En rentrant à l’hôtel, Franz trouva Albert en robe de chambre, en pantalon à pied, voluptueusement étendu sur un fauteuil et fumant son cigare.

— Ah, c’est vous ! lui dit-il ; ma foi, je ne vous attendais que demain.

— Mon cher Albert, répondit Franz, je suis heureux de trouver l’occasion de vous dire une fois pour toutes que vous avez la plus fausse idée des femmes italiennes ; il me semble pourtant que vos mécomptes amoureux auraient dû vous la faire perdre.

— Que voulez-vous ? ces diablesses de femmes, c’est à n’y rien comprendre ! Elles vous donnent la main, elles vous la serrent ; elles vous parlent tout bas, elles se font reconduire chez elles : avec le quart de ces manières de faire, une Parisienne se perdrait de réputation.

— Eh ! justement c’est parce qu’elles n’ont rien à cacher, c’est parce qu’elles vivent au grand soleil, que les femmes y mettent si peu de façons dans le beau pays où résonne le si, comme dit Dante. D’ailleurs, vous avez bien vu que la comtesse a eu véritablement peur.

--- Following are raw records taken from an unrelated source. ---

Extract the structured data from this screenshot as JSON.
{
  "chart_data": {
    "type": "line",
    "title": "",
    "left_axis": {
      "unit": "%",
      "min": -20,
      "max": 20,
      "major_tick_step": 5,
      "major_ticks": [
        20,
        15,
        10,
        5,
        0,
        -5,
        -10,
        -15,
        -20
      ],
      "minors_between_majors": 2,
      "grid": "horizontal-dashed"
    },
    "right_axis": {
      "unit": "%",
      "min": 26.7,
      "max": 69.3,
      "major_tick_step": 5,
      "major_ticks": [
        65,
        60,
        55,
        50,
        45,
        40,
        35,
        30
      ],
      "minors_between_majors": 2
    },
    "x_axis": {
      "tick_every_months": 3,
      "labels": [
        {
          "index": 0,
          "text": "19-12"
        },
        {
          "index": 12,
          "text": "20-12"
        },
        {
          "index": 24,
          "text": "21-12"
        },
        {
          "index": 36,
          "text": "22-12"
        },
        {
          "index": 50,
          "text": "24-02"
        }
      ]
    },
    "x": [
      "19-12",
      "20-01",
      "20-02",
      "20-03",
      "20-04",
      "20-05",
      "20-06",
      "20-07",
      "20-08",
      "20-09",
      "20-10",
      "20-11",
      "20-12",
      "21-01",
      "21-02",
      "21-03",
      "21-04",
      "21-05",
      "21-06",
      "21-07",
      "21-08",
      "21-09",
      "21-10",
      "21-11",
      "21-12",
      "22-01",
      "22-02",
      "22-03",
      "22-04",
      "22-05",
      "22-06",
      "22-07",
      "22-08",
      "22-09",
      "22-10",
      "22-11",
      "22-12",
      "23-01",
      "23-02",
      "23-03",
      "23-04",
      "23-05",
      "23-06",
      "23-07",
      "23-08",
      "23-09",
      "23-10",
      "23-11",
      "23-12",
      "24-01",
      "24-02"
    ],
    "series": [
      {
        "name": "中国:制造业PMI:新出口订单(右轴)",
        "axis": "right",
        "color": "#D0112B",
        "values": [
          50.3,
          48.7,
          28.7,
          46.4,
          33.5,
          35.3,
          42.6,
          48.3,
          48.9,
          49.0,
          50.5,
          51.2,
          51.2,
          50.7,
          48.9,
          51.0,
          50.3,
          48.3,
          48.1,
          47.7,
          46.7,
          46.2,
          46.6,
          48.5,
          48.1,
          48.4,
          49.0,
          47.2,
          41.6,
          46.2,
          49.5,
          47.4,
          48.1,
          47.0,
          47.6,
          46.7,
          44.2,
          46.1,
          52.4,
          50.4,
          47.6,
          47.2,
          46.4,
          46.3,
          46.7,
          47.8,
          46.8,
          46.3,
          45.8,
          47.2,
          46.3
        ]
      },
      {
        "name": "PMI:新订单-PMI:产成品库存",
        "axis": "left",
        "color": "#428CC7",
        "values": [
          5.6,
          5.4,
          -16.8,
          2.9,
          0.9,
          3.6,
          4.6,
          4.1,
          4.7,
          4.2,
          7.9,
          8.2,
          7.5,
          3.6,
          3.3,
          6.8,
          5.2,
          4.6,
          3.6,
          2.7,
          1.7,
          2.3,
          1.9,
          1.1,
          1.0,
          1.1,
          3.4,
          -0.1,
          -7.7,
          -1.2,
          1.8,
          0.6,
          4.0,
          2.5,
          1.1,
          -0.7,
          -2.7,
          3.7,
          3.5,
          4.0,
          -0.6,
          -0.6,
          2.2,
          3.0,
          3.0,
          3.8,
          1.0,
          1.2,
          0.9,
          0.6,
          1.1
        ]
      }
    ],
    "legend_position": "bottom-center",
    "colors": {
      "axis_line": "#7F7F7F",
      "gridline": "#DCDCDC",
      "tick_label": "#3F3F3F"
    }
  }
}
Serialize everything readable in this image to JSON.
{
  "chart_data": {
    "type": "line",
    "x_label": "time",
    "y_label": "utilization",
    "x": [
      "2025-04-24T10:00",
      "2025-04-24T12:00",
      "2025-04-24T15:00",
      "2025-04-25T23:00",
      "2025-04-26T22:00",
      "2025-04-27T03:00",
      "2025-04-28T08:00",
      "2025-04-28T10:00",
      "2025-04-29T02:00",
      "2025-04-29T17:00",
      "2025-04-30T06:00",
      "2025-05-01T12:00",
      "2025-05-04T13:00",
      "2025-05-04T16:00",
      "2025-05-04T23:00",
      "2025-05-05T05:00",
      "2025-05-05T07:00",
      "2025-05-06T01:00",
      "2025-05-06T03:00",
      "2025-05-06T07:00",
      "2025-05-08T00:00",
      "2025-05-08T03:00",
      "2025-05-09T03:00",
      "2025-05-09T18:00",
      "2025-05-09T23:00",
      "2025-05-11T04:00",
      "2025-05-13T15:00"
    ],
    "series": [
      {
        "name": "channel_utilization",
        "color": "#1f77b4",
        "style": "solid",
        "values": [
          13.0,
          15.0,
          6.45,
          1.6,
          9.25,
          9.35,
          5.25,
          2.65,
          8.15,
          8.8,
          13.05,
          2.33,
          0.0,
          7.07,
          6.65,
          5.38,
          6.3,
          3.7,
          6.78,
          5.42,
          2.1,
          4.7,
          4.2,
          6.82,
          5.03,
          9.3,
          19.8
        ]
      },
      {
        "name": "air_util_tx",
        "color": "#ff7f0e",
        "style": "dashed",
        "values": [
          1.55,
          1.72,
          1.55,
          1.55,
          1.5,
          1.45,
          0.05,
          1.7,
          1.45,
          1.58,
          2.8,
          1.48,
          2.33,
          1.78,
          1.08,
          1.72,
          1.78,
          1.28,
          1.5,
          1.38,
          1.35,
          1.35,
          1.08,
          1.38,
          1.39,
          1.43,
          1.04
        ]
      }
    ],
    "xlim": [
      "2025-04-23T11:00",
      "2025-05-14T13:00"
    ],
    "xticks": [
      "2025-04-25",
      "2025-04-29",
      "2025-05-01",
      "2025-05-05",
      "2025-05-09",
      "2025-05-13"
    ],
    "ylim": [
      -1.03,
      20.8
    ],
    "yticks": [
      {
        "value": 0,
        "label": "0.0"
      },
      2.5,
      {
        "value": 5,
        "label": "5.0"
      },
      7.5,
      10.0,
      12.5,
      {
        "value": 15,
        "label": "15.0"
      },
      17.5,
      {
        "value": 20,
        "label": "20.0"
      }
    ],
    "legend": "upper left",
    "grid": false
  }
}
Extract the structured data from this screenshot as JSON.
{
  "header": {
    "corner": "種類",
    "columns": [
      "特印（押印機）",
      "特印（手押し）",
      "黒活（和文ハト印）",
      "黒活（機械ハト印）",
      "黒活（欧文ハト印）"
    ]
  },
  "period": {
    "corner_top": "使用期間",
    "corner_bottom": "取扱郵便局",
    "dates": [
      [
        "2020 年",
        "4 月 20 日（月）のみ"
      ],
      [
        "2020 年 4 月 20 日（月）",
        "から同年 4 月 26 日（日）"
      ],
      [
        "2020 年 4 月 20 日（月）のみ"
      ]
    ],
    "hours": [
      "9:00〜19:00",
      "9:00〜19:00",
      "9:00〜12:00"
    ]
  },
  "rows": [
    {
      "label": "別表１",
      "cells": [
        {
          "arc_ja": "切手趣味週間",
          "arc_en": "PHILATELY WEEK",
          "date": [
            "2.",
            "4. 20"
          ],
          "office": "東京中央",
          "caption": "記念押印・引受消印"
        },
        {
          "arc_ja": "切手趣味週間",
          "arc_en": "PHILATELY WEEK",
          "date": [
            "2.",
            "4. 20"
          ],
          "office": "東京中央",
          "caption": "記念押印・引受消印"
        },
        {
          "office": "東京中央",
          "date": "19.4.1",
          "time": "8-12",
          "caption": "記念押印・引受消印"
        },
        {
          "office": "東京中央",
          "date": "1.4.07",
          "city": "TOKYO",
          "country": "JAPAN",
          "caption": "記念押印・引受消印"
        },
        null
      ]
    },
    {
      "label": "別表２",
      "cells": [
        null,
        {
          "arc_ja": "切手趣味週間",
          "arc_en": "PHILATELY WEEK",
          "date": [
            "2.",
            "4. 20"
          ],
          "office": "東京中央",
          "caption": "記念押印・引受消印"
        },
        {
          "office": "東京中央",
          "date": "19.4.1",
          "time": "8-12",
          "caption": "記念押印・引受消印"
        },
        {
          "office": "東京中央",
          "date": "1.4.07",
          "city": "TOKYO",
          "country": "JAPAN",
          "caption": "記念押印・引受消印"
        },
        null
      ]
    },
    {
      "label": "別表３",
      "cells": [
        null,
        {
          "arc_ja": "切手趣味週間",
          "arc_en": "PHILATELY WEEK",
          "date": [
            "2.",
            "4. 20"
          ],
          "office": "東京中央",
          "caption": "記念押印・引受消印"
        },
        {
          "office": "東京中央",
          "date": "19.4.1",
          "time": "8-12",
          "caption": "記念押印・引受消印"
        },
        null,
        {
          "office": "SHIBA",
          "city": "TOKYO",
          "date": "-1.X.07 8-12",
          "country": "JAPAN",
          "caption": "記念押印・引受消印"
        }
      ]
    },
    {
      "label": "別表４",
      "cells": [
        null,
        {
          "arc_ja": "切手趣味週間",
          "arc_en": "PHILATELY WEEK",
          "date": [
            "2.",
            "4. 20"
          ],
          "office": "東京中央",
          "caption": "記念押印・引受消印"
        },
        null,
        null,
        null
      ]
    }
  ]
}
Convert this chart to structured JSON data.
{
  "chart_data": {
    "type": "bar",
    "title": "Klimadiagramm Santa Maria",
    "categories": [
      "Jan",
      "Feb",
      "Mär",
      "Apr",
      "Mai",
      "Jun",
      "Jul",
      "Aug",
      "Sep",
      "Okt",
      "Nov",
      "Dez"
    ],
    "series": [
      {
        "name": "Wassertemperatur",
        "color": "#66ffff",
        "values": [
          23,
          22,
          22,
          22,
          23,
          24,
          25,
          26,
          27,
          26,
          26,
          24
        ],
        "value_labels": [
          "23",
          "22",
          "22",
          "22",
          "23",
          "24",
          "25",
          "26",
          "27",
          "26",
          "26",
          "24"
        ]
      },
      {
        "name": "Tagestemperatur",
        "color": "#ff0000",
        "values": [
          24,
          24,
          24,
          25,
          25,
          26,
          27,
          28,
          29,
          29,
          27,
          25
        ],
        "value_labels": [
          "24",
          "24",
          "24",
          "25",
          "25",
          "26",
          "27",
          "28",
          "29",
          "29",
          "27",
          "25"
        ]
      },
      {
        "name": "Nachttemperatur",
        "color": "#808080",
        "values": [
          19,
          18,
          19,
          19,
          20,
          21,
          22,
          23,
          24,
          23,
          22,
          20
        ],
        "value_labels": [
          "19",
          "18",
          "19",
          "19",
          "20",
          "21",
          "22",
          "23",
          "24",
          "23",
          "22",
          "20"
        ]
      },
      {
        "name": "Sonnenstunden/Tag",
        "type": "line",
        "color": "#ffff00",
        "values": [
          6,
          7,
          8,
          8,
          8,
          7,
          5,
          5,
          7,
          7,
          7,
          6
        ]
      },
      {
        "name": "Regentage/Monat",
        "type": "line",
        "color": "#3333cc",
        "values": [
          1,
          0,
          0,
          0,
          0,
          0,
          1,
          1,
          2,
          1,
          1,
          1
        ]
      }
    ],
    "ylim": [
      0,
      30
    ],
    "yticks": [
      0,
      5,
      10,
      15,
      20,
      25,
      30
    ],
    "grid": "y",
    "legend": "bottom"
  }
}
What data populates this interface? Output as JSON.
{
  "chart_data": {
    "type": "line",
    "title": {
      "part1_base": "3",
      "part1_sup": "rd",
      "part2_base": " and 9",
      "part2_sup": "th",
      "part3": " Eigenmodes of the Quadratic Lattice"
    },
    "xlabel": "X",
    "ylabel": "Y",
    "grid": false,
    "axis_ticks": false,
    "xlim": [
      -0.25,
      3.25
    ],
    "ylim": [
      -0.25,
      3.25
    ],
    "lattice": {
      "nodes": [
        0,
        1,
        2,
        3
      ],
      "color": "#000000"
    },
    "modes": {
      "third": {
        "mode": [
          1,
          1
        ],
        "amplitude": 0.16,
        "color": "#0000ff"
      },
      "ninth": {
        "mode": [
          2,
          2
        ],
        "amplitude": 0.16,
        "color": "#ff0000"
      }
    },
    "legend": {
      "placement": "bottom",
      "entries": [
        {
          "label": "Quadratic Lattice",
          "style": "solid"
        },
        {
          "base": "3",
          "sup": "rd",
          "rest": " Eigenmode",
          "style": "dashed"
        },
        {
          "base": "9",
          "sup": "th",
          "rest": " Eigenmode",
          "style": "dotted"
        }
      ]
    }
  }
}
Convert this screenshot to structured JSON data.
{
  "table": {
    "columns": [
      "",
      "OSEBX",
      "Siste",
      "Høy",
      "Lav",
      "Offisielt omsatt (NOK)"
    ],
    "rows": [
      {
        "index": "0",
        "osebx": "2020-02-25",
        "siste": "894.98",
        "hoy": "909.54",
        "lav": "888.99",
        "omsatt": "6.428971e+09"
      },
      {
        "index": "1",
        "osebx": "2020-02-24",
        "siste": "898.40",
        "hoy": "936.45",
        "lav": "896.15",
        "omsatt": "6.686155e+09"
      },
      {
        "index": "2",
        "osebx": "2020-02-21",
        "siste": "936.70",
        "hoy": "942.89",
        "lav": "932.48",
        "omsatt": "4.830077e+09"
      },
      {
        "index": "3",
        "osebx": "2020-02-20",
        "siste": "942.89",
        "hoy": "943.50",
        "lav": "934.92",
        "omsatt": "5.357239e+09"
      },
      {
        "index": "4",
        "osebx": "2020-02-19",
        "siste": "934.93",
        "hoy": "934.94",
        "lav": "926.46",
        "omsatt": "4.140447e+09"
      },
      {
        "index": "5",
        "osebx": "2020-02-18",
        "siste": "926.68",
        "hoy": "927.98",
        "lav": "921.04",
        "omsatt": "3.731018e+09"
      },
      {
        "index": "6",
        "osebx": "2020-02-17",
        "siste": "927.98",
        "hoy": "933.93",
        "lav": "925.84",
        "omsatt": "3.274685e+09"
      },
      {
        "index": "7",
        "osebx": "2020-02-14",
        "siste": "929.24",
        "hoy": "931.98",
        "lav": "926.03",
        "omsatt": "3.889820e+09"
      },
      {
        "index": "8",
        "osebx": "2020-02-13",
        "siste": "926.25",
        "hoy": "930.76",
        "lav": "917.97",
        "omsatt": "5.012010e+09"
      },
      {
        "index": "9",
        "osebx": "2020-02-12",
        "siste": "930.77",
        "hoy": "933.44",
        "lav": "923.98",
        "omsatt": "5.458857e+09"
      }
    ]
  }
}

— Peur de quoi ? de cet honnête monsieur qui était en face de nous avec cette jolie Grecque ? Mais j’ai voulu en avoir le cœur net quand ils sont sortis, et je les ai croisés dans le corridor. Je ne sais pas où diable vous avez pris toutes vos idées de l’autre monde ! C’est un fort beau garçon qui est fort bien mis, et qui a tout l’air de se faire habiller en France chez Blin ou chez Humann ; un peu pâle, c’est vrai, mais vous savez que la pâleur est un cachet de distinction.